Vancouver Canucks coach Rick Tocchet defended his decision not to use a coach’s challenge to review the Predators‘ game-tying goal in Nashville’s 2-1 Game 5 victory on Tuesday night.

At 7:15 of the third period, with Vancouver’s Dakota Joshua in the box for boarding, Predators defenseman Roman Josi went hard to the Canucks net and made contact with goalie Arturs Silovs. The puck ended up behind Silovs, who scrambled to find it.

Both Vancouver forward Teddy Blueger and Nashville winger Gustav Nyquist crashed the crease, and the momentum pushed Silovs into the puck, forcing it over the goal-line for a Nashville power-play goal.
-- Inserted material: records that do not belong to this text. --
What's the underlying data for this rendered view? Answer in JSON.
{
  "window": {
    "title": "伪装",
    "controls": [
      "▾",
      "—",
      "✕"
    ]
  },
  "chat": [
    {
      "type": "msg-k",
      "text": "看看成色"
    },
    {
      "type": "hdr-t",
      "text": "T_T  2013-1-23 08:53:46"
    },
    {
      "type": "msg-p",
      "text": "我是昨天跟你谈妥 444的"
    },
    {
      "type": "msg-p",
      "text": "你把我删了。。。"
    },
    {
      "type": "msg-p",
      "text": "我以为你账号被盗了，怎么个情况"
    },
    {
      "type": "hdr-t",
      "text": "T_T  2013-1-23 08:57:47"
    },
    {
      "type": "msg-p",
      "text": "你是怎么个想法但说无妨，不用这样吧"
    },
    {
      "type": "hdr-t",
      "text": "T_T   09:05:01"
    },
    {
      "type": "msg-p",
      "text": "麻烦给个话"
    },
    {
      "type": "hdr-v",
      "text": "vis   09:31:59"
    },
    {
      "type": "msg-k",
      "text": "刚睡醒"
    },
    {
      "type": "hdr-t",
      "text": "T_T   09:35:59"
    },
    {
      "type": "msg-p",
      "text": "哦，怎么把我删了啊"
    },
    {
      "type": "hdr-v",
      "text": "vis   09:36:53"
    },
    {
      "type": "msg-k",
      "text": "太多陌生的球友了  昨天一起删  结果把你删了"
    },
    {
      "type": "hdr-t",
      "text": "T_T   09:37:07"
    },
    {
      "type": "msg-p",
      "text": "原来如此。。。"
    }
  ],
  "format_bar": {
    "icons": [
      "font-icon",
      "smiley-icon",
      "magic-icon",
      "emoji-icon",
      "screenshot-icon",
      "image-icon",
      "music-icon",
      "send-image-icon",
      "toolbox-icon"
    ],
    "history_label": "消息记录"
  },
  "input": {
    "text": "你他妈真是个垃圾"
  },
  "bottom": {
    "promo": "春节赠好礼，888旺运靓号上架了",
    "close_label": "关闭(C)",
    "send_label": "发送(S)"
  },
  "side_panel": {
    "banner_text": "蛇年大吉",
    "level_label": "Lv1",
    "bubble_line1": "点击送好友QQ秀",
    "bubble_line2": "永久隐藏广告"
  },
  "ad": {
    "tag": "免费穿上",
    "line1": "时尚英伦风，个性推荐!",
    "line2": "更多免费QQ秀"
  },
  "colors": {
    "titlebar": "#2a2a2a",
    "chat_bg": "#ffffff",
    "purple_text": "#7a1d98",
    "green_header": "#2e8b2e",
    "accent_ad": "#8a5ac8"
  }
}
“I’m sure they took a look at it,” said Josi, who scored his first goal of the playoffs. “I tried to go around the goalie. [The puck] just somehow laid there. I don’t know what happened after. But I laid there, I saw that it went in. That’s all that matters.”

Nashville would score the game-winning goal 5:31 later on an Alexandre Carrier shot, cutting Vancouver’s series lead to 3-2.

“If we’re down 2-1, then maybe [I’d challenge]. But it’s 50/50 at that point,” Tocchet explained after the game. “We just looked at it. I don’t know what the NHL would do on that one. I don’t. So if I don’t know 100% … it’s a 1-1 game. We thought about it, but I thought it was 50/50 personally.”

According to Scouting The Refs, the Canucks issued only one coach’s challenge in the regular season for goalie interference.

If Tocchet guessed wrong and the goal stood after review, Vancouver would have been given a minor penalty for delay of game. But some fans felt it would have been worth the gamble in Game 5.

Until Josi’s power-play goal on that scoring play, Nashville had one power-play goal on 18 opportunities.

“Our penalty kill did a great job until that goal on that weird play,” Canucks forward J.T. Miller said.

The Predators avoided elimination, pushing the series to a Game 6 on Friday.

“I’m proud of the resiliency they showed,” Nashville coach Andrew Brunette said. “They stuck with it. The message was that it might take forever but to keep pounding on the door. I think they did a really good job staying true to themselves.”